Amazon SageMaker is an end-to-end machine studying (ML) platform with wide-ranging features to ingest, rework, and measure bias in information, and practice, deploy, and handle fashions in manufacturing with best-in-class compute and companies equivalent to Amazon SageMaker Data Wrangler, Amazon SageMaker Studio, Amazon SageMaker Canvas, Amazon SageMaker Model Registry, Amazon SageMaker Feature Store, Amazon SageMaker Pipelines, Amazon SageMaker Model Monitor, and Amazon SageMaker Clarify. Many organizations select SageMaker as their ML platform as a result of it gives a typical set of instruments for builders and information scientists. Plenty of AWS independent software vendor (ISV) partners have already constructed integrations for customers of their software program as a service (SaaS) platforms to make the most of SageMaker and its numerous options, together with coaching, deployment, and the mannequin registry.

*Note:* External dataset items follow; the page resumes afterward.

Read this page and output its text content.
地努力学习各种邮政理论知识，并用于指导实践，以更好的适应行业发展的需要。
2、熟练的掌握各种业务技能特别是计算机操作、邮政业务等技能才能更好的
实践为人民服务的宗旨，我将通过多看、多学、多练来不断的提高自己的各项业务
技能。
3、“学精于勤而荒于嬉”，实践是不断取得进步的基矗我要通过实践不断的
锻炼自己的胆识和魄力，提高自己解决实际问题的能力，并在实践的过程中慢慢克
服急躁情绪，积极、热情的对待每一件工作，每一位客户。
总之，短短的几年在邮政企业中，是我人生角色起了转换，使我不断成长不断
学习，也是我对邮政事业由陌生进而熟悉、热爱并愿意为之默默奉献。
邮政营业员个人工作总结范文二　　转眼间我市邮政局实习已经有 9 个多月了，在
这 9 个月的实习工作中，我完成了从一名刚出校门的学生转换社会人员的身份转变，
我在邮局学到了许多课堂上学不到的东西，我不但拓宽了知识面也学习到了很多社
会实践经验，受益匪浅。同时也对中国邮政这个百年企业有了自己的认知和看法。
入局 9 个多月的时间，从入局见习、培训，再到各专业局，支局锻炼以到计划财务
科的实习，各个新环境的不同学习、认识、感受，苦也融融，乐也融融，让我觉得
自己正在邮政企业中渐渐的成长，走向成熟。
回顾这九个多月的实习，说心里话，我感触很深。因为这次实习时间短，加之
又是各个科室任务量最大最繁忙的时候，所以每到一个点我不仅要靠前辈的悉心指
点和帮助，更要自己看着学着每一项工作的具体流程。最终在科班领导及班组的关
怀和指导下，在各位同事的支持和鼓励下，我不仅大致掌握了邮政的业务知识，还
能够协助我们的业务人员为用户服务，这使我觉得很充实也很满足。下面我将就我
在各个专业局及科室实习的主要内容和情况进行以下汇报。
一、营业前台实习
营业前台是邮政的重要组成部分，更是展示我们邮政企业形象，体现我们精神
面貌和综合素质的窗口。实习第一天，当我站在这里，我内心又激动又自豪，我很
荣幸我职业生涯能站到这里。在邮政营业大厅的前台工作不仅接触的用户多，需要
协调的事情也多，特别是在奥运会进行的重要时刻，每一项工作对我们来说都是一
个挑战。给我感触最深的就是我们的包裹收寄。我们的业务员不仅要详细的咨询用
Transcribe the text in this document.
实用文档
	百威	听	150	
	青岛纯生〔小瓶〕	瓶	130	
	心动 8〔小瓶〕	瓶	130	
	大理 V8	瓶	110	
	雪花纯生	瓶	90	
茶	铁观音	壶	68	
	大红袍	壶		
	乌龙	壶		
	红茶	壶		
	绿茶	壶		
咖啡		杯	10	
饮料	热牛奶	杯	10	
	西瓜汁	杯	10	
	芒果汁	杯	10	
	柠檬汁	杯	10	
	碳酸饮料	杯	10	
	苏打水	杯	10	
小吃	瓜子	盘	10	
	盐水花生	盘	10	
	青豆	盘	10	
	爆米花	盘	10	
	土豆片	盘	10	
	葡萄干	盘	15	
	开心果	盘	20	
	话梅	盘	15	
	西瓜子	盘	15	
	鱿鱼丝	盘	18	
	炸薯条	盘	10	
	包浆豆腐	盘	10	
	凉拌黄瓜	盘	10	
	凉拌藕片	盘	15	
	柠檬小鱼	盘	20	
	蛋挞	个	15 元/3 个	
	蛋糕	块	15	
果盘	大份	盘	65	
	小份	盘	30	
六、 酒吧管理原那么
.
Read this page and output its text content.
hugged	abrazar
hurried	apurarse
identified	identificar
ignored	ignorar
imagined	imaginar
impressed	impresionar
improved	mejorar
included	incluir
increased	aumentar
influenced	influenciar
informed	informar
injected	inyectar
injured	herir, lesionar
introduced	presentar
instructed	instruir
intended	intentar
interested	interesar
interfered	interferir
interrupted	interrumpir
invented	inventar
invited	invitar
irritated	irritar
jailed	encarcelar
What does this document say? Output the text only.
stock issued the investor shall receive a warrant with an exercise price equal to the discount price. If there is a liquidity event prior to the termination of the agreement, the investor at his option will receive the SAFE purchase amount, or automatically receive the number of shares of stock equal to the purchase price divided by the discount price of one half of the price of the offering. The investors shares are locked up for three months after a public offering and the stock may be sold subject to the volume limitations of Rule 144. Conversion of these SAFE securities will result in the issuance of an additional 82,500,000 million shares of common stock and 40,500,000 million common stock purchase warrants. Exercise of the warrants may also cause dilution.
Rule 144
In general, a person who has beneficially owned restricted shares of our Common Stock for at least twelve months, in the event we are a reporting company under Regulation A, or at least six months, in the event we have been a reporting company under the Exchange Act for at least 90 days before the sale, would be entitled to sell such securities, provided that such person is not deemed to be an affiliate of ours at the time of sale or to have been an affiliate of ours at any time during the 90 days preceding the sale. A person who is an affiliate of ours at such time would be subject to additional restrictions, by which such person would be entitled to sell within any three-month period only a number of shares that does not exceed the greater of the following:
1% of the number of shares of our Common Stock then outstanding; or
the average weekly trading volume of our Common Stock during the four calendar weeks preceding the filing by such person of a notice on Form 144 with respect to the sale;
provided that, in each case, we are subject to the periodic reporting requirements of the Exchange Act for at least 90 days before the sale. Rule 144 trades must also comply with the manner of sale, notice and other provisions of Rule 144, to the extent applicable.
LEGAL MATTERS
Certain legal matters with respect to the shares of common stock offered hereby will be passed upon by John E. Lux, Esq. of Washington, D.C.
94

On this put up, we cowl the advantages for SaaS platforms to combine with SageMaker, the vary of attainable integrations, and the method for growing these integrations. We additionally deep dive into the most typical architectures and AWS assets to facilitate these integrations. That is meant to speed up time-to-market for ISV companions and different SaaS suppliers constructing comparable integrations and encourage clients who’re customers of SaaS platforms to accomplice with SaaS suppliers on these integrations.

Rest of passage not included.